Ma utilizziamo bene questa grande ricchezza?

“Assolutamente no. Proprio perché le acque sotterranee sono il nostro tesoro, andrebbero tutelate e monitorate molto meglio di quanto di faccia oggi. Per farlo ci vogliono pozzi di sondaggio e vanno controllate tutte le sorgenti. Senza questo monitoraggio non si può parlare di sostenibilità, perché non possiamo sapere in che condizioni stanno le falde, qual è il loro tasso di rimpinguamento e per quanti anni ci assicurano l’acqua. Dell’acqua bisognerebbe occuparsi sempre e non solo nei momenti d’emergenza. Lo Stato riserva poche risorse al monitoraggio dell’acqua, è un grave problema perché non tutela un bene primario per la società e per i territori”.

Con quali conseguenze?

“Beh il Meridione avrebbe bisogno di 670 milioni di metri cubi annui in più, per garantire l’acqua nei vari usi”.

 

Come si rimedia a questo deficit storico?

“Appunto utilizzando in modo sostenibile le acque sotterranee. Ma anche intervenendo su infrastrutture già esistenti. Io, per esempio, sono stata nominata commissario per l’efficientamento delle otto dighe lucane che garantiscono acqua alla Puglia, la grande assetata tra le sette Regioni del mio Distretto. Ebbene, anche grazie ai fondi del Pnrr, entro il 2026 realizzeremo gli interventi necessari e recupereremo oltre 300 milioni di metri cubi all’anno, il 50% dell’acqua che manca al Mezzogiorno”.

Questi sono interventi strutturali. Quando c’è invece una emergenza, una carenza d’acqua dovuta alle siccità per esempio, è comunque l’Autorità distrettuale a decidere come agire? Quali rubinetti aprire e quali chiudere?

“La legge individua tre organi. La Conferenza istituzionale permanente, formata da alcuni ministri competenti (Mite, Mims, Mipaf, Mic), dalla Protezione Civile) e dai presidenti delle sette Regioni del Distretto. Poi c’è un Comitato tecnico che rappresenta queste istituzioni. Infine il Segretario generale del Distretto che, seguendo le indicazioni della Conferenza istituzionale, attua le misure sul territorio. Quindi sì: decido io, ma di concerto con tutti gli attori coinvolti nella gestione delle risorse idriche”.

 

In California e nel Regno Unito, in tempo di ondate di calore, si vieta di usare l’acqua per irrigare i giardini. Se fosse necessario in Italia sarebbero le Autorità Distrettuali a deciderlo?

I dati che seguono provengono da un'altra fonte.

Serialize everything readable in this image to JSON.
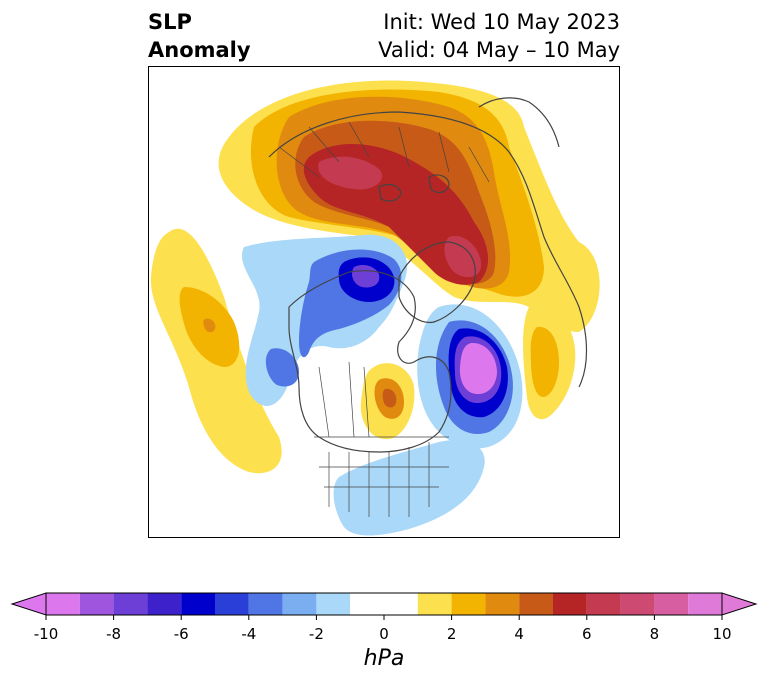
{
  "title": {
    "left_line1": "SLP",
    "left_line2": "Anomaly",
    "right_line1": "Init: Wed 10 May 2023",
    "right_line2": "Valid: 04 May – 10 May"
  },
  "map": {
    "projection": "polar stereographic, North Pole centered",
    "background": "#ffffff",
    "coastline_color": "#444444",
    "anomaly_features": [
      {
        "name": "positive anomaly over Arctic Ocean / Siberia",
        "level_hpa": 8
      },
      {
        "name": "positive anomaly over Scandinavia",
        "level_hpa": 4
      },
      {
        "name": "negative anomaly over Alaska / Bering Sea",
        "level_hpa": -8
      },
      {
        "name": "negative anomaly south of Greenland",
        "level_hpa": -10
      },
      {
        "name": "negative anomaly over Gulf of Alaska",
        "level_hpa": -4
      },
      {
        "name": "positive anomaly over Hudson Bay",
        "level_hpa": 4
      },
      {
        "name": "positive anomaly over North Pacific",
        "level_hpa": 4
      },
      {
        "name": "negative anomaly over eastern United States",
        "level_hpa": -2
      },
      {
        "name": "positive anomaly over Europe",
        "level_hpa": 2
      }
    ]
  },
  "colorbar": {
    "unit_label": "hPa",
    "ticks": [
      "-10",
      "-8",
      "-6",
      "-4",
      "-2",
      "0",
      "2",
      "4",
      "6",
      "8",
      "10"
    ],
    "tick_values": [
      -10,
      -8,
      -6,
      -4,
      -2,
      0,
      2,
      4,
      6,
      8,
      10
    ],
    "levels": [
      -10,
      -9,
      -8,
      -7,
      -6,
      -5,
      -4,
      -3,
      -2,
      -1,
      1,
      2,
      3,
      4,
      5,
      6,
      7,
      8,
      9,
      10
    ],
    "colors": [
      "#dd77ee",
      "#9f55dd",
      "#6d3fd6",
      "#3d22cc",
      "#0000cc",
      "#2a3ed8",
      "#4f76e4",
      "#7aaef0",
      "#a9d8f8",
      "#ffffff",
      "#fde04e",
      "#f2b400",
      "#e08a10",
      "#c85a18",
      "#b52525",
      "#c43a50",
      "#cd4a73",
      "#d65ea1",
      "#e07ad8"
    ],
    "extend": "both"
  }
}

“L’Osservatorio risorse idriche di ogni Distretto dà anche indicazioni di questo tipo, ma poi sono le istituzioni locali, i Comuni o le Regioni, a doverle implementare. Si tratta soprattutto di insegnare ai cittadini un corretto uso della risorsa idrica. È scandaloso che si usi ancora l’acqua sorgiva che dalle montagne è stata fatta viaggiare per centinaia di chilometri per poi lavare l’automobile, o per lo sciacquone. La legge 36 del 1994 aveva previsto le reti duali: l’acqua buona per bere, quella meno buona per gli altri servizi. Purtroppo non è stata mai messa in pratica”.